Salesforce announced today it plans to acquire Tableau Software in a deal valued at $15.7 billion to extend the reach of its expanding enterprise software empire in the realm of data visualization and analytics.
Once the deal is completed sometime in the third quarter of this year, Tableau Software will continue to operate as an independent business unit of Salesforce.
During a call with Wall Street analysts, Salesforce CEO Marc Benioff positioned the deal as one that plugs a gap in the company’s existing portfolio of customer relationship management (CRM), marketing and service applications by adding an analytics capability that goes well beyond generating reports based on CRM data. Tableau Software is currently employed by more than 86,000 organizations around the world, including Charles Schwab, Verizon, Schneider Electric, Southwest and Netflix.
Benioff says Salesforce also expects Tableau to play a major role in accelerating digital business transformation initiatives based on the Salesforce application portfolio.
“That’s where the magic happens,” says Benioff.
In the first year alone, Benioff says Salesforce expects Tableau to add $350 to $400 million in incremental revenue for Salesforce. Tableau itself has been financially challenged as of late after posting a GAAP operating loss for the first quarter of 2019 of $93.2 million.
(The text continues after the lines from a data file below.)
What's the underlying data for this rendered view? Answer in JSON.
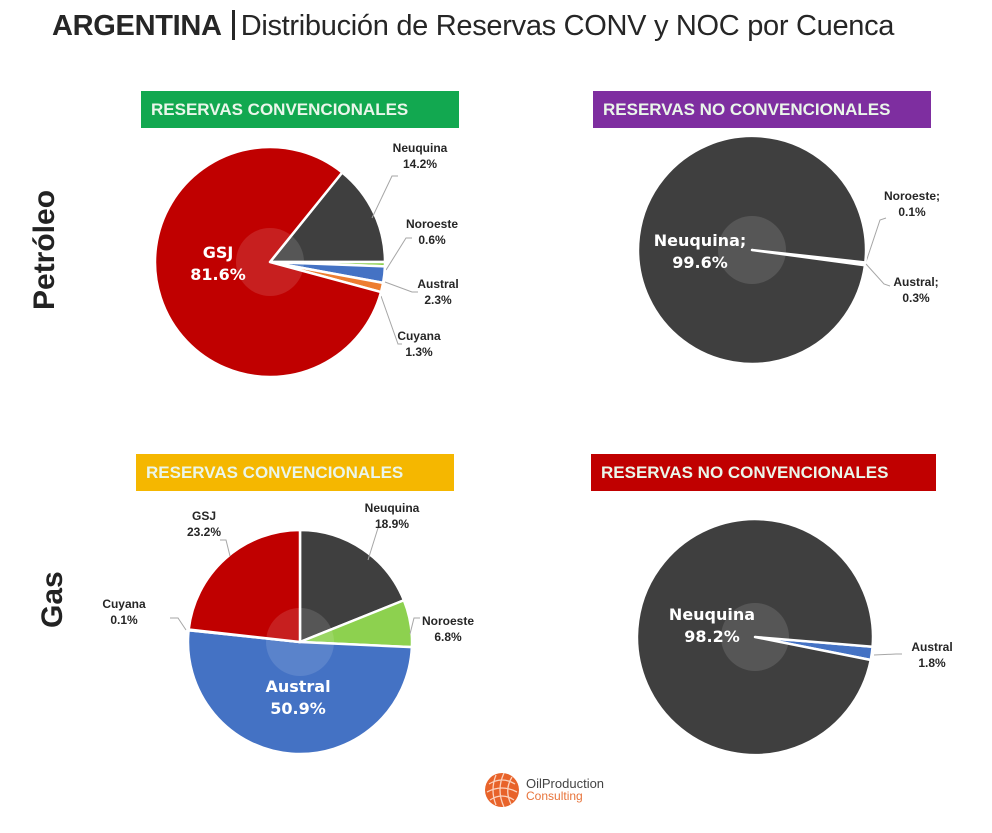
{
  "title": {
    "country": "ARGENTINA",
    "subtitle": "Distribución de Reservas CONV y NOC por Cuenca"
  },
  "row_labels": {
    "oil": "Petróleo",
    "gas": "Gas"
  },
  "banners": {
    "oil_conv": {
      "text": "RESERVAS CONVENCIONALES",
      "color": "#12a850"
    },
    "oil_noc": {
      "text": "RESERVAS NO CONVENCIONALES",
      "color": "#7e2ea0"
    },
    "gas_conv": {
      "text": "RESERVAS CONVENCIONALES",
      "color": "#f5b700"
    },
    "gas_noc": {
      "text": "RESERVAS NO CONVENCIONALES",
      "color": "#c00000"
    }
  },
  "colors": {
    "Neuquina": "#3f3f3f",
    "Noroeste": "#8dd14f",
    "Austral": "#4472c4",
    "Cuyana": "#ed7d31",
    "GSJ": "#c00000"
  },
  "logo": {
    "line1": "OilProduction",
    "line2": "Consulting"
  },
  "chart_data": [
    {
      "type": "pie",
      "title": "Petróleo - RESERVAS CONVENCIONALES",
      "unit": "%",
      "slices": [
        {
          "name": "Neuquina",
          "value": 14.2,
          "label": "Neuquina",
          "pct": "14.2%"
        },
        {
          "name": "Noroeste",
          "value": 0.6,
          "label": "Noroeste",
          "pct": "0.6%"
        },
        {
          "name": "Austral",
          "value": 2.3,
          "label": "Austral",
          "pct": "2.3%"
        },
        {
          "name": "Cuyana",
          "value": 1.3,
          "label": "Cuyana",
          "pct": "1.3%"
        },
        {
          "name": "GSJ",
          "value": 81.6,
          "label": "GSJ",
          "pct": "81.6%"
        }
      ]
    },
    {
      "type": "pie",
      "title": "Petróleo - RESERVAS NO CONVENCIONALES",
      "unit": "%",
      "slices": [
        {
          "name": "Noroeste",
          "value": 0.1,
          "label": "Noroeste;",
          "pct": "0.1%"
        },
        {
          "name": "Austral",
          "value": 0.3,
          "label": "Austral;",
          "pct": "0.3%"
        },
        {
          "name": "Neuquina",
          "value": 99.6,
          "label": "Neuquina;",
          "pct": "99.6%"
        }
      ]
    },
    {
      "type": "pie",
      "title": "Gas - RESERVAS CONVENCIONALES",
      "unit": "%",
      "slices": [
        {
          "name": "Neuquina",
          "value": 18.9,
          "label": "Neuquina",
          "pct": "18.9%"
        },
        {
          "name": "Noroeste",
          "value": 6.8,
          "label": "Noroeste",
          "pct": "6.8%"
        },
        {
          "name": "Austral",
          "value": 50.9,
          "label": "Austral",
          "pct": "50.9%"
        },
        {
          "name": "Cuyana",
          "value": 0.1,
          "label": "Cuyana",
          "pct": "0.1%"
        },
        {
          "name": "GSJ",
          "value": 23.2,
          "label": "GSJ",
          "pct": "23.2%"
        }
      ]
    },
    {
      "type": "pie",
      "title": "Gas - RESERVAS NO CONVENCIONALES",
      "unit": "%",
      "slices": [
        {
          "name": "Austral",
          "value": 1.8,
          "label": "Austral",
          "pct": "1.8%"
        },
        {
          "name": "Neuquina",
          "value": 98.2,
          "label": "Neuquina",
          "pct": "98.2%"
        }
      ]
    }
  ]
}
The deal to acquire Tableau comes a few days after Google agreed to acquire Looker, a startup provider of a rival analytics cloud service, for $2.6 billion.
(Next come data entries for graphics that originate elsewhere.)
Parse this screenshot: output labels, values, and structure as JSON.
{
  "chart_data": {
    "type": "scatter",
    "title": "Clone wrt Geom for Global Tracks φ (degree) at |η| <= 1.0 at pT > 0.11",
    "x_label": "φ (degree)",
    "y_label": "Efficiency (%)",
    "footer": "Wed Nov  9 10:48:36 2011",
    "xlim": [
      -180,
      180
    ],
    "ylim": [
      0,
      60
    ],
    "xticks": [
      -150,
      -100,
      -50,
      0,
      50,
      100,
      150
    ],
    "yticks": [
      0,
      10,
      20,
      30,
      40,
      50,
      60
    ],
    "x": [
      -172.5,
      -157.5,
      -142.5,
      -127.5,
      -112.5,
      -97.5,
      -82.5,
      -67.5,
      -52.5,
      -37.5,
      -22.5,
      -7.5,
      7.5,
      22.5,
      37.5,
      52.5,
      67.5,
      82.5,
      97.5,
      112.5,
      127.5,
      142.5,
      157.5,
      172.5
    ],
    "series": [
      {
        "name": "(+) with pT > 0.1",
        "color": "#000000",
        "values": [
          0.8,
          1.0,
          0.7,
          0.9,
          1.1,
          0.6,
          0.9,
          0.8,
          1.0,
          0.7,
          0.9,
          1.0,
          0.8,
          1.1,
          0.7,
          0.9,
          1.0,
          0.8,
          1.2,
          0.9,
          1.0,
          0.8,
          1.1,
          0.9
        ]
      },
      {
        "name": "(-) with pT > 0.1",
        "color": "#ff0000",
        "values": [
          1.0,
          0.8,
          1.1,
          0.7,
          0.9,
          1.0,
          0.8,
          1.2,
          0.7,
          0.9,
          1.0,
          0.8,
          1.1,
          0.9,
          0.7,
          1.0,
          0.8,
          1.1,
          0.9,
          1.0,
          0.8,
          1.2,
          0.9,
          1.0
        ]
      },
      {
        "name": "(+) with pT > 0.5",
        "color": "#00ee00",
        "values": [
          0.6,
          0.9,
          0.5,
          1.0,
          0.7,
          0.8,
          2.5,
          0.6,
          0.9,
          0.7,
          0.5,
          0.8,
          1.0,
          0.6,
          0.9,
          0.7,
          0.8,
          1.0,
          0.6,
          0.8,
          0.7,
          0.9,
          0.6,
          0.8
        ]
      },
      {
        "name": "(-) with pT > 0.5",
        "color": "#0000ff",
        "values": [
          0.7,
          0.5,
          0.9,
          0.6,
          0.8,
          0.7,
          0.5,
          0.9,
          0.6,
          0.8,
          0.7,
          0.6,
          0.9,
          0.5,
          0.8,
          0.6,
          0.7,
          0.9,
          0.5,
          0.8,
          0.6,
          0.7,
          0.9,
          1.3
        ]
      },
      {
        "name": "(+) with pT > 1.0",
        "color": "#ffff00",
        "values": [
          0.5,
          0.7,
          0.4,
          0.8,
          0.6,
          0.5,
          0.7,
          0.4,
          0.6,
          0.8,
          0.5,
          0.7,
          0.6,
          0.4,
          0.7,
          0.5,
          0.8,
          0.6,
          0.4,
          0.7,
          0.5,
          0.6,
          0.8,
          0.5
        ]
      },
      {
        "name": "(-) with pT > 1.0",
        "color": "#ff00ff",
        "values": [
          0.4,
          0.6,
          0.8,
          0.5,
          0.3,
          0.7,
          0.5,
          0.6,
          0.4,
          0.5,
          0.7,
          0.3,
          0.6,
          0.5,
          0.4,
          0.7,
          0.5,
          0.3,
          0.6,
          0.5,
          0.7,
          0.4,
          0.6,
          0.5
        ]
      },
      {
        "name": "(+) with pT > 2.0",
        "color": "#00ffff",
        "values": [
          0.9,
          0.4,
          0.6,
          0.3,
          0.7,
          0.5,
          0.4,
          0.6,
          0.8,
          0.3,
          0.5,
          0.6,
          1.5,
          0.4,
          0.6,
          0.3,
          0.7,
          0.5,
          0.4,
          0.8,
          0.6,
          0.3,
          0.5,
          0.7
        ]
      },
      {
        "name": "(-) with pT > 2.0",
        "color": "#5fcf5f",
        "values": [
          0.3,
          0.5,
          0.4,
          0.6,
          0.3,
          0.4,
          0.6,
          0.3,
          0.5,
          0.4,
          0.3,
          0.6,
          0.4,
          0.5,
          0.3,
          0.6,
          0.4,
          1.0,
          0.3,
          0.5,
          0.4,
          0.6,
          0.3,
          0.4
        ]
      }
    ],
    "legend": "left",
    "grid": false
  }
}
The biggest issue Salesforce may have to address, however, is embracing Tableau alongside the software-as-a-service (SaaS) application model on which Salesforce is built. Tableau today can be deployed on-premises, in a public cloud or accessed via a managed service offering. Tableau, however, has yet to make a true SaaS application instance of its software available. Benioff says as part of this acquisition Salesforce now has a greater appreciation for the value of on-premises IT environments. In fact, Benioff notes that increased appreciation started with the acquisition of MuleSoft, a provider of an application integration platform, last year.
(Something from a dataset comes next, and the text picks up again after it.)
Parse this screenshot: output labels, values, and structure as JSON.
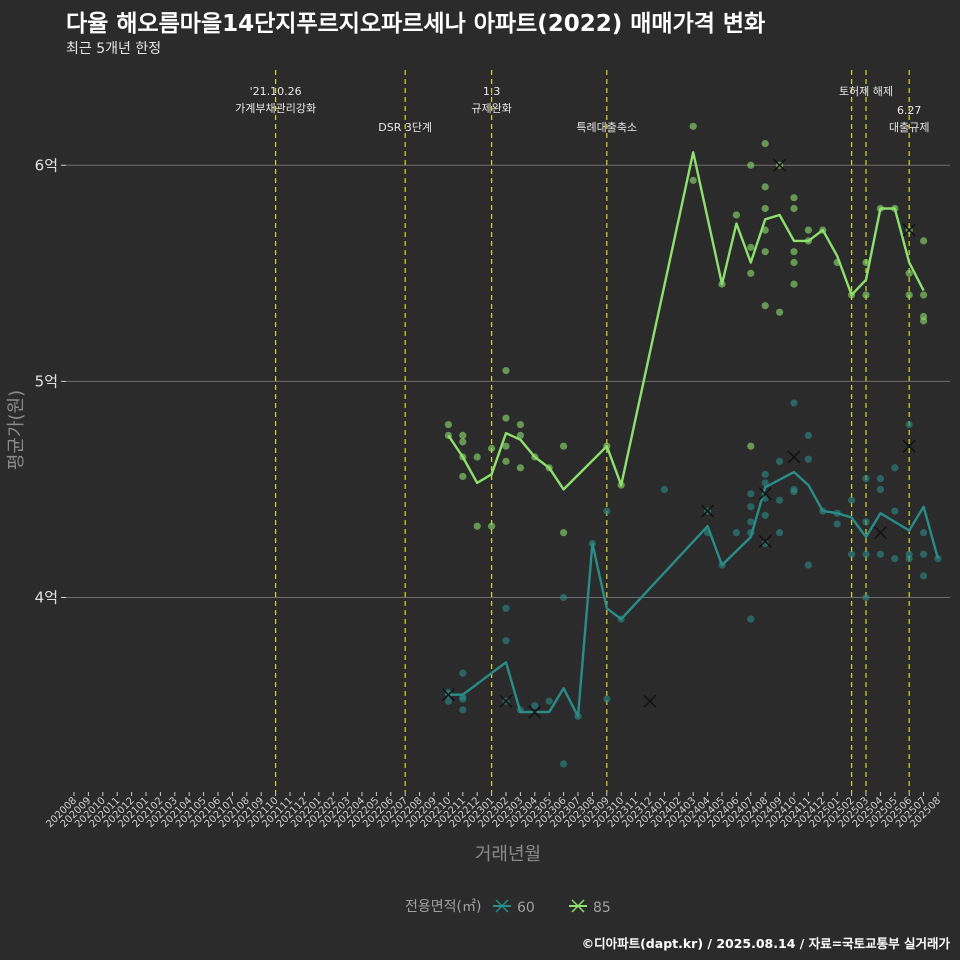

Tableau CEO and president Adam Selipsky says roughly a third of the company’s customers have deployed Tableau on a public cloud and there are more than 10,000 customers employing the managed service edition of Tableau. Going forward, both CEOs made it clear they expect Tableau to benefit from ongoing Salesforce investments in areas such the Einstein artificial intelligence platform
While there’s no doubt Tableau is major force when it comes to data visualization and analytics, competition across this sector has heated up considerably with vendors ranging from Qlik Software and MicroStrategy to Microsoft and SAP mounting more aggressively challenges. Salesforce should provide Tableau with the financial wherewithal required to combat rivals in a way that preserves its independence. In fact, Selipsky notes the cultures of Salesforce and Tableau are already well aligned.
“The cultural similarities are amazing,” says Selipsky.
Nevertheless, many customers will be anxiously watching as this merger and acquisition proceeds because the number of deals of this size that have succeeded in the past are few and far between indeed.